When I first recorded the drums I had to do it in two tracks: The kickdrum and snare in one, the cymbals in the other. It was pretty bad. I titled my first record (and I use that term loosely)"Foray Into Incompetence," and that's exactly what it was. But it was a lot of fun. I enjoyed making the album artwork, dubbing copies and giving them to my friends.
One of the greatest moments of my life occured in Paris in 1998, when some of my music found its way onto a soundtrack for a Mens Week fashion show. I had never heard it played SO LOUD in my life. It could be heard, no lie, from over a hundred yards away. It was awesome.
Today I found a couple masters from those days, and as I'm listening I've got a huge grin plastered over my face. From a critical standpoint, it's pretty bad, but it was a blast to make, and I can remember what was going through my head during each one, what time of day it was, what the weather was like, if not how to play any of it.

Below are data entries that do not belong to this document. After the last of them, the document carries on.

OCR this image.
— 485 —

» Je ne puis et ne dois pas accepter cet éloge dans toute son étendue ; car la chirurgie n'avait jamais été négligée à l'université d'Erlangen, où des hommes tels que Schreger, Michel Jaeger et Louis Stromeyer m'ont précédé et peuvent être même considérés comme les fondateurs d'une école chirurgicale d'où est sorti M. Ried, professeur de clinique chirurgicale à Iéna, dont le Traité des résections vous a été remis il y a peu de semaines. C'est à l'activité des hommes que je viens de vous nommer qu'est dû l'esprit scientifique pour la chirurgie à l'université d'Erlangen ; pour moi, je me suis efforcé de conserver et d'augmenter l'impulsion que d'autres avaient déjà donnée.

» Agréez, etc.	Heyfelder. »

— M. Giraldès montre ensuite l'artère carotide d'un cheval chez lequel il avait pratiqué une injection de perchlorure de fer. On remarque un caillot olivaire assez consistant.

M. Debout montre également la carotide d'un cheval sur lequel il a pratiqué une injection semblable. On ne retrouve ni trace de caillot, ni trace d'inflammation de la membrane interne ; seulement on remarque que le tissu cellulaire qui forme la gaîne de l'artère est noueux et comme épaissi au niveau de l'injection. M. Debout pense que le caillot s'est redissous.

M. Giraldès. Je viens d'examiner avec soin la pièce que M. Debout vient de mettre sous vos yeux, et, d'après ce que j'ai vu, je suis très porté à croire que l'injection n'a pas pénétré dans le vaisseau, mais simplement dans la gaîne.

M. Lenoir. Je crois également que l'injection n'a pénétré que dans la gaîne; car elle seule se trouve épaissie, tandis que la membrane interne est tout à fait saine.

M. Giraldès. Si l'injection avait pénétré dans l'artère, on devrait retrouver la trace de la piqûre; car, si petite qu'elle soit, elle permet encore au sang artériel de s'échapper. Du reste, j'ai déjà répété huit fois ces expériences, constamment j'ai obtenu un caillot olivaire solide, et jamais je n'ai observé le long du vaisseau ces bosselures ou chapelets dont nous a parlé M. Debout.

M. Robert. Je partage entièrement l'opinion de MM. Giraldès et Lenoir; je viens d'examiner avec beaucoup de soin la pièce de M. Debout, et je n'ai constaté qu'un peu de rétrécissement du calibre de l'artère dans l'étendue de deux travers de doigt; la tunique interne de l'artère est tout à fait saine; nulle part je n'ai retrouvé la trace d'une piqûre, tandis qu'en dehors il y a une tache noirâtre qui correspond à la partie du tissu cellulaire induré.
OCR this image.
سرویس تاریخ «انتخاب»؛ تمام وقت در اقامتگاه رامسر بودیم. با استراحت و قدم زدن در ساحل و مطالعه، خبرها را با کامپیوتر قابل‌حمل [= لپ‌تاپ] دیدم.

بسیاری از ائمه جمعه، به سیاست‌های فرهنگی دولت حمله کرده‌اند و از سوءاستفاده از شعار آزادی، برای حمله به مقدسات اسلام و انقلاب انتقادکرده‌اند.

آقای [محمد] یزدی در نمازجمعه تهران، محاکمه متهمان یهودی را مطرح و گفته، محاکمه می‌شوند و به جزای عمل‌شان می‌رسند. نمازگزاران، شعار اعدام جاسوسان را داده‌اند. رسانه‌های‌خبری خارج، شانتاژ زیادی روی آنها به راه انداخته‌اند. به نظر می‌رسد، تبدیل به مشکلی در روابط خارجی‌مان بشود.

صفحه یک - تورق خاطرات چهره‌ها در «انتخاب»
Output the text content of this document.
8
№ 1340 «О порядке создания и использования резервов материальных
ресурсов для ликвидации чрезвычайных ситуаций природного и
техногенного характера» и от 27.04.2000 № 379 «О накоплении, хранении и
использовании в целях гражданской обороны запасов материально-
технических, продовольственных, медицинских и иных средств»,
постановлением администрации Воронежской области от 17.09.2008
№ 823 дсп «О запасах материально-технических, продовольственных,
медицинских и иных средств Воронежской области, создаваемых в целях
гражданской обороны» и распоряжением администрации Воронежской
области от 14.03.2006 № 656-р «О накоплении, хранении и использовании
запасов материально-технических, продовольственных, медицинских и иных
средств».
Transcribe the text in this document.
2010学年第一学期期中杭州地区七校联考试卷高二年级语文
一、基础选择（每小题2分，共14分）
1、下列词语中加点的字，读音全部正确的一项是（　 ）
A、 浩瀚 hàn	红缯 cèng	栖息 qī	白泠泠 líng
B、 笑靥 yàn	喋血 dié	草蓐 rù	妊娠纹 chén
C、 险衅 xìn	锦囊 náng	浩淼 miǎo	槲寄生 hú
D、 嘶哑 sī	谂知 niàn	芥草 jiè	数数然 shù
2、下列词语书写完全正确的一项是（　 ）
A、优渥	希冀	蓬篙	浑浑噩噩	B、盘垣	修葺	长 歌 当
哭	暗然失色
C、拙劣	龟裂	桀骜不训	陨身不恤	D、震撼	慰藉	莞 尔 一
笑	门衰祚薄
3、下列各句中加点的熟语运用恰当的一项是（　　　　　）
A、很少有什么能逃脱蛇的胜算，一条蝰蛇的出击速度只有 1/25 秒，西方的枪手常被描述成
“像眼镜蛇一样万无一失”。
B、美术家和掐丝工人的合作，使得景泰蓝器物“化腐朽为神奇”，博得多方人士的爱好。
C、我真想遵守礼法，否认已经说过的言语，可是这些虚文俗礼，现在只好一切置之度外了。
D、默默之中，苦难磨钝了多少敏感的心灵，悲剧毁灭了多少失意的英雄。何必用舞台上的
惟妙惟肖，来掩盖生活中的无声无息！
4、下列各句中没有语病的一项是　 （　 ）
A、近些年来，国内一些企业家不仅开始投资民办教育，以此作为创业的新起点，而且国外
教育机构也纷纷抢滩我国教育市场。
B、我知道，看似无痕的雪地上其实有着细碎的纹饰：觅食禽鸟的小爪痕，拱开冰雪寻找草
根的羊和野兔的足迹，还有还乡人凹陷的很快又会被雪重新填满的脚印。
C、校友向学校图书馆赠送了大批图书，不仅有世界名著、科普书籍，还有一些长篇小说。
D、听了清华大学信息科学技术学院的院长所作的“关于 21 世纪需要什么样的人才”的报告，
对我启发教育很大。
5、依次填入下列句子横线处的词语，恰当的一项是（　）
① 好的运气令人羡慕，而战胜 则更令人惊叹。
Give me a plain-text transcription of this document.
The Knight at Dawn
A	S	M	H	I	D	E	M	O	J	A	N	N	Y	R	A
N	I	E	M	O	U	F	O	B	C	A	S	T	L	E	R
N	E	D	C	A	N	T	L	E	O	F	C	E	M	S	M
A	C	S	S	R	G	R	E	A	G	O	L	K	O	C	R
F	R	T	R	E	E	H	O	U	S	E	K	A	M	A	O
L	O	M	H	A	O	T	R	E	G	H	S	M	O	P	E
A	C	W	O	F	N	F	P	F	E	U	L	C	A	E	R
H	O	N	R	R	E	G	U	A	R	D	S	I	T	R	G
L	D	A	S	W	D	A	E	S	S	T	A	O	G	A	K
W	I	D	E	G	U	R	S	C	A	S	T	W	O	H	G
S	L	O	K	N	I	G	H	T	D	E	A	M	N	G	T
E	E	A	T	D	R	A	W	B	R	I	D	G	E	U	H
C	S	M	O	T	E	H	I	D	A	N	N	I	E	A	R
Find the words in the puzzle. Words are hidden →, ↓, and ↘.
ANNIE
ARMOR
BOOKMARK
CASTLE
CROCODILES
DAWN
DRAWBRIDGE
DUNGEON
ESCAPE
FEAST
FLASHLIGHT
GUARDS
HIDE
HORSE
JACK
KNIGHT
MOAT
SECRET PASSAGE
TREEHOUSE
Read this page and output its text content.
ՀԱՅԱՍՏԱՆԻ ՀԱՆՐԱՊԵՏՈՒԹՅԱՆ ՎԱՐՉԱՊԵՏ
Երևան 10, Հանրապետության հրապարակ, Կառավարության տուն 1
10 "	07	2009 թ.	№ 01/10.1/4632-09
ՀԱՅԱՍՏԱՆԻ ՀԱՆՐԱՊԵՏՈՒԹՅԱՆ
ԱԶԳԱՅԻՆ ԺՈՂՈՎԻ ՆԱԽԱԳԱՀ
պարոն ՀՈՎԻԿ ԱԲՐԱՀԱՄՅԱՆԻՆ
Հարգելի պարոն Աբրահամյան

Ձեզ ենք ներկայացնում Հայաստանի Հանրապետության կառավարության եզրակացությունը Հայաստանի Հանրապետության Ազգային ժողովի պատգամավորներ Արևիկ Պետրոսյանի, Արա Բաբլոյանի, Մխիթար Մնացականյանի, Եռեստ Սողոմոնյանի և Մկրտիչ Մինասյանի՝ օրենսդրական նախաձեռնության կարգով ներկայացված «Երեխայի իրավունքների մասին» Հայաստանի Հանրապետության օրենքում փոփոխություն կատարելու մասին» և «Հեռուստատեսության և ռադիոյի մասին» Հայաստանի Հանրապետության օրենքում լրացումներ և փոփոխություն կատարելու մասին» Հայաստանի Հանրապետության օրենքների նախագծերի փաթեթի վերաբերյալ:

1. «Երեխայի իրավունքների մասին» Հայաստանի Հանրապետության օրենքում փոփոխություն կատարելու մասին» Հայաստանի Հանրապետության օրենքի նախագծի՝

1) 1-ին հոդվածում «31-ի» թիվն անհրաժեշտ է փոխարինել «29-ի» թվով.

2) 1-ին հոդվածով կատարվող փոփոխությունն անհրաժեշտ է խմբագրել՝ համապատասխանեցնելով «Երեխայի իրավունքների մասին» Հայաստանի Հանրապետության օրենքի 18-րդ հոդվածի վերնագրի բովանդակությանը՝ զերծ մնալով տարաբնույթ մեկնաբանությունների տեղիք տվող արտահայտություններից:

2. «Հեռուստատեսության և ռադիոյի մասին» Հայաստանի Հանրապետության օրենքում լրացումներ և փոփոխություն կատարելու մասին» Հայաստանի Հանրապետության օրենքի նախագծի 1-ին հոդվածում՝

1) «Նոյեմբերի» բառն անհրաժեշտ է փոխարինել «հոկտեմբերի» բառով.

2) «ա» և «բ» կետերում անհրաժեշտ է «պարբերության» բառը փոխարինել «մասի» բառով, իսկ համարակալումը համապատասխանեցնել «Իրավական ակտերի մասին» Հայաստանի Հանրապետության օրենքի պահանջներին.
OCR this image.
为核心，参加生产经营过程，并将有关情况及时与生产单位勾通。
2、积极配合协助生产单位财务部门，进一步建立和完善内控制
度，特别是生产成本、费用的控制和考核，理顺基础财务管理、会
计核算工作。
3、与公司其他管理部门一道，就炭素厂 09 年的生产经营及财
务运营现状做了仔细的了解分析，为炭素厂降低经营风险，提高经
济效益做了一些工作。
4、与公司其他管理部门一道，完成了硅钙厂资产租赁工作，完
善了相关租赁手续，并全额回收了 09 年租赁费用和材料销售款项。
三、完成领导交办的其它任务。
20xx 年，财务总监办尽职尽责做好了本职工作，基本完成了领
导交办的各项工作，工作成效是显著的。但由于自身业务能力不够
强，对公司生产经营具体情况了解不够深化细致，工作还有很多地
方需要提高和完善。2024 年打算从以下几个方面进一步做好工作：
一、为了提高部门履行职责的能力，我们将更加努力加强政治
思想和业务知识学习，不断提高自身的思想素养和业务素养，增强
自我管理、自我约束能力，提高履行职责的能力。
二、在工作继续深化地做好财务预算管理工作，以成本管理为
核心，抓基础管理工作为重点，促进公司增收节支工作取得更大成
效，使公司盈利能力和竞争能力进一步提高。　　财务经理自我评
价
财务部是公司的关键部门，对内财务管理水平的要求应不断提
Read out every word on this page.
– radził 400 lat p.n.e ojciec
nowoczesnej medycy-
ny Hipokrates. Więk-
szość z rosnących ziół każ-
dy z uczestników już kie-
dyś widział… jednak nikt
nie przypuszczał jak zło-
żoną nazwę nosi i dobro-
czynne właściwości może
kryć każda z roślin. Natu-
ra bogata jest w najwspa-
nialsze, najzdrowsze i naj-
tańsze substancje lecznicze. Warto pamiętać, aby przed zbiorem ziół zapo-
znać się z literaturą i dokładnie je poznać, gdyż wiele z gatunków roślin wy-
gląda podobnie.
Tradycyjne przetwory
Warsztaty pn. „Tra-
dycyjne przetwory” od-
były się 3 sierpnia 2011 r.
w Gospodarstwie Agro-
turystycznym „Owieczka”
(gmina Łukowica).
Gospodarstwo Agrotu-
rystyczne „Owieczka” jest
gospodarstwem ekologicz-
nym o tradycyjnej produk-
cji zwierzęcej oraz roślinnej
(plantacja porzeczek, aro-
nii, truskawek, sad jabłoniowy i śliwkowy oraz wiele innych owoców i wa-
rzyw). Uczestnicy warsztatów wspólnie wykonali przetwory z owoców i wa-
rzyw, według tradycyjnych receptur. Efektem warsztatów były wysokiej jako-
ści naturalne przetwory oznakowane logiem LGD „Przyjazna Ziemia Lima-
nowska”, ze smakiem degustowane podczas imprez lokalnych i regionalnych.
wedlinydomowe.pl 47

I was picked up a few times for my friend Darryl's Black Apple compilations, which was pretty cool, as I was rubbing elbows with a bunch of the people that I had looked up to when I started recording, people who were infinitely more talented than I was.
A couple weeks ago at work I dozed off during my lunch break and had a dream that one of my records had been selected as one of Rolling Stone's Top 10 Albums Of All Time. And when I woke up I swear I had a huge erection.
Those days are gone now. I finally realized I wasn't very good at it, and that my focus was better off directed elsewhere. But I'm glad I've still got these tapes.